Stop Being a Pansy (In 5 Totally Spiritually-Approved Steps)

(Warning: this post contains language anyone over the age of 3 with access to a TV or internet will have heard.)

Admit it. You're a pansy.

It's okay, we all are.

You know what I'm a pansy about?

The weather.

People ask me all the time why I live in Los Angeles instead of my  native New York. It's not because I like NYC less - in fact I feel more like myself at home. But I stay hiding out west because I'm absolutely terrified of anything below 50 degrees.

I haven't seen my dad in almost a year and a half, and it's going to be even longer because I refuse to plan a trip until the Big Thaw.

It doesn't stop there. I'm a wuss with even bigger things. Like submitting my writing.

I'm a storytelling coach and produced playwright. I've been editing professionally for over a decade. 

And I'm still terrified. I rely on jealousy and competition to light a big enough fire underneath my pansy ass, but barring that, I just sit, fret, and eat another piece of stone-ground chocolate.

Let's stop this. You go first.

How To Stop Being a Pansy

1) Accept your pansiness

The Course in Miracles a.k.a. Awesomest Book Ever tells us we're God's children and our natural state is blameless, forgiven, and fearless.

I'm not entirely convinced. It feels more like 80% of the time we're walking around like traumatized children, one playground fight away from road raging in our SUVs or crying inconsolably in a cocoon of blankets and unwashed hair. This number rises to 99% if you're a writer.

2) Realize that your pansiness is what's standing between you and your ultimate life.

Do you want to get into a better college than you ever dreamed you could?

Being a pansy won't get you there.

Do you want to have an awesome girlfriend?

Being a pansy won't help you call her.

Do you want to raise more funds this month than you have all year?

You know the drill. Don't be a pansy.

3) Determine how much pansiness is okay.

For me, being a weather wuss is totally fine. So is being terrified of $3000 a month studios and the 2 hours it takes to get back to Queens after midnight on the maybe-running F line.

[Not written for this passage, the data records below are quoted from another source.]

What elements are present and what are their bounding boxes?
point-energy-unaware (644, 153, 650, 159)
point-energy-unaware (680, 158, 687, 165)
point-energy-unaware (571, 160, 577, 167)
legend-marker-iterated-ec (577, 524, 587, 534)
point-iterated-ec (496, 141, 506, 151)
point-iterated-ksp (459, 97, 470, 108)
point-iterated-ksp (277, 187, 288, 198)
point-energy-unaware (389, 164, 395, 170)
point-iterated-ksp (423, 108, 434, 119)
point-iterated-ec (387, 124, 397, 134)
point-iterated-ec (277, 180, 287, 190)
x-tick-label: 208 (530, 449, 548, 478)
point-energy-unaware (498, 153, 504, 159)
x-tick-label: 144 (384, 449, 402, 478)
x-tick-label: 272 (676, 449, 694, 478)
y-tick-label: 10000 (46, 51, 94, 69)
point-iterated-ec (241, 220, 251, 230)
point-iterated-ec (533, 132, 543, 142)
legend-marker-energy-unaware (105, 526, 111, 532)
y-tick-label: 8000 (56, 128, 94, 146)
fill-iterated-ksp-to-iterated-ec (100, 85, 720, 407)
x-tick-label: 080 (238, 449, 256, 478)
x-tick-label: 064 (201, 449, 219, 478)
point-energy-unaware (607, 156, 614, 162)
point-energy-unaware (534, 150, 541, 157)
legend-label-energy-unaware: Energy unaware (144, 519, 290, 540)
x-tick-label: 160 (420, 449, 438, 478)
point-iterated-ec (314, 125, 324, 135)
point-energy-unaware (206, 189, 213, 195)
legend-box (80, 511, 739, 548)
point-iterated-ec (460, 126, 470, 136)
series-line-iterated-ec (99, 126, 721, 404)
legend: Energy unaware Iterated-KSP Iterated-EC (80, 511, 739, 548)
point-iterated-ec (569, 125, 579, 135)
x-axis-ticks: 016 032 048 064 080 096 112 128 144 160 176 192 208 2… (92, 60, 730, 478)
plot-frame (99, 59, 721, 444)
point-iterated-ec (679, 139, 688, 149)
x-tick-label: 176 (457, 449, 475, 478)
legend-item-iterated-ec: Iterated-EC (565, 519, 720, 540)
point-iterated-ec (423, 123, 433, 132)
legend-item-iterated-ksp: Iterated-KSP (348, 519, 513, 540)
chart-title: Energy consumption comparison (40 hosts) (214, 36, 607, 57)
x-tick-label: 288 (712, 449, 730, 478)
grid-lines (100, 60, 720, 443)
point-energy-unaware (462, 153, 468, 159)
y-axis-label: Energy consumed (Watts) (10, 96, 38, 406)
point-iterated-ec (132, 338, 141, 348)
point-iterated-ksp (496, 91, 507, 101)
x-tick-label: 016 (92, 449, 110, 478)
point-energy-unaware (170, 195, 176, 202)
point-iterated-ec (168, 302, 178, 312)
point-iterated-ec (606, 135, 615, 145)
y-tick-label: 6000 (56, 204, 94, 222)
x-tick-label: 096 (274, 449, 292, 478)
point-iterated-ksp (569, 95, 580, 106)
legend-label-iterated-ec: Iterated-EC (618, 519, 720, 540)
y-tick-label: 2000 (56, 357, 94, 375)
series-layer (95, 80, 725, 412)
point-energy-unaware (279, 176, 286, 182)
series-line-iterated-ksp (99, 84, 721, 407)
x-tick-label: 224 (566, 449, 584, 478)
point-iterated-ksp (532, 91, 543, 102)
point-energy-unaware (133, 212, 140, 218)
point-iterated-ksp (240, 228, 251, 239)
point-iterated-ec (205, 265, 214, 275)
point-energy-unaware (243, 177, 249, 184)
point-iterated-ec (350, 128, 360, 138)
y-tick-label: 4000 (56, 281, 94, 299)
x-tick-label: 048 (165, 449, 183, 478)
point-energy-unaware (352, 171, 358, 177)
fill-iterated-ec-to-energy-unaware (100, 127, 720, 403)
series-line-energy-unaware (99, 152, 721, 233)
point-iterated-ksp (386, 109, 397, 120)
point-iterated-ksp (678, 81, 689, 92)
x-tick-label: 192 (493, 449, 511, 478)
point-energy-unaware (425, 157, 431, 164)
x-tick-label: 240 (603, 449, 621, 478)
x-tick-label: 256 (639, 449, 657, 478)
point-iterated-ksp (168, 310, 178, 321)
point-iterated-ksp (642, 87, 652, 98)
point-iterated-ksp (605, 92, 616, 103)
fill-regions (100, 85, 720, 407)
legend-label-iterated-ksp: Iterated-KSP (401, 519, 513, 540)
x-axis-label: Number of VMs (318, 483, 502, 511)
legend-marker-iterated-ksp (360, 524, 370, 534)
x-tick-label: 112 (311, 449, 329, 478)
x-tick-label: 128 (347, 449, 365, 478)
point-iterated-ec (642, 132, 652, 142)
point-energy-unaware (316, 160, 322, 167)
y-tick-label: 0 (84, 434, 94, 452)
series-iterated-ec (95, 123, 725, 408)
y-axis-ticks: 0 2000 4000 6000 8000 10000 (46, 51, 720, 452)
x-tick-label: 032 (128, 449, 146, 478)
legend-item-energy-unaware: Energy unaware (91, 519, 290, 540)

But being a pansy in my career is not okay. Anytime I fear myself into procrastination, that's another day, week, month wasted on inaction.

Being a pansy with my writing is not okay. I came right out and told some fellow writers about my hesitation and one of them offered to apply her boot firmly to my rear. My very wussy rear. I immediately said yes.

4) Reveal your pansiness everywhere - help is all around

That brings us to the vital step. Once you've weeded out your acceptable pansiness from the holding-up-my-life pansiness, show your panties. Tell those you trust your fears and complacencies. If they're strong enough to lift you up out of your mire of negative self-talk and endless chocolate, let them.

5) Lastly, fuck the haters. 

This one is the hardest to deal with.

That's why Step 3 is to tell THOSE YOU TRUST. Not everyone needs to know you're  a pansy. (Unlike this blog post, which I should probably reconsider posting in public.)

You may get cited by the spiritual police. I was publicly singled out for using words like "pansy-ass" during a very un-pansy moment of sharing my fears and my truth.

A clear sign there's a pansiness epidemic is that people don't want to talk about it. Or maybe they don't like seeing a woman using words that are okay for a guy to say.

Being censured almost stopped me. My pansy side took over and I wanted to lay down in fetal position and rock for the next 3 days, screw the chocolate. "Somebody doesn't like me!" 

But I remembered the blog voice I admire the most: terribleminds. Chuck Wendig regularly uses fouler language that what's in this post and just last week lovingly accused his readers of suffering from a Twitter-transmitted brain parasite. He doesn't worry what people think and the internet flocks to him in droves, reposting his incisiveness by the thousand.

You'll hit bad nerves. You'll hit good ones. 

But if you're a pansy, you won't hit anything at all.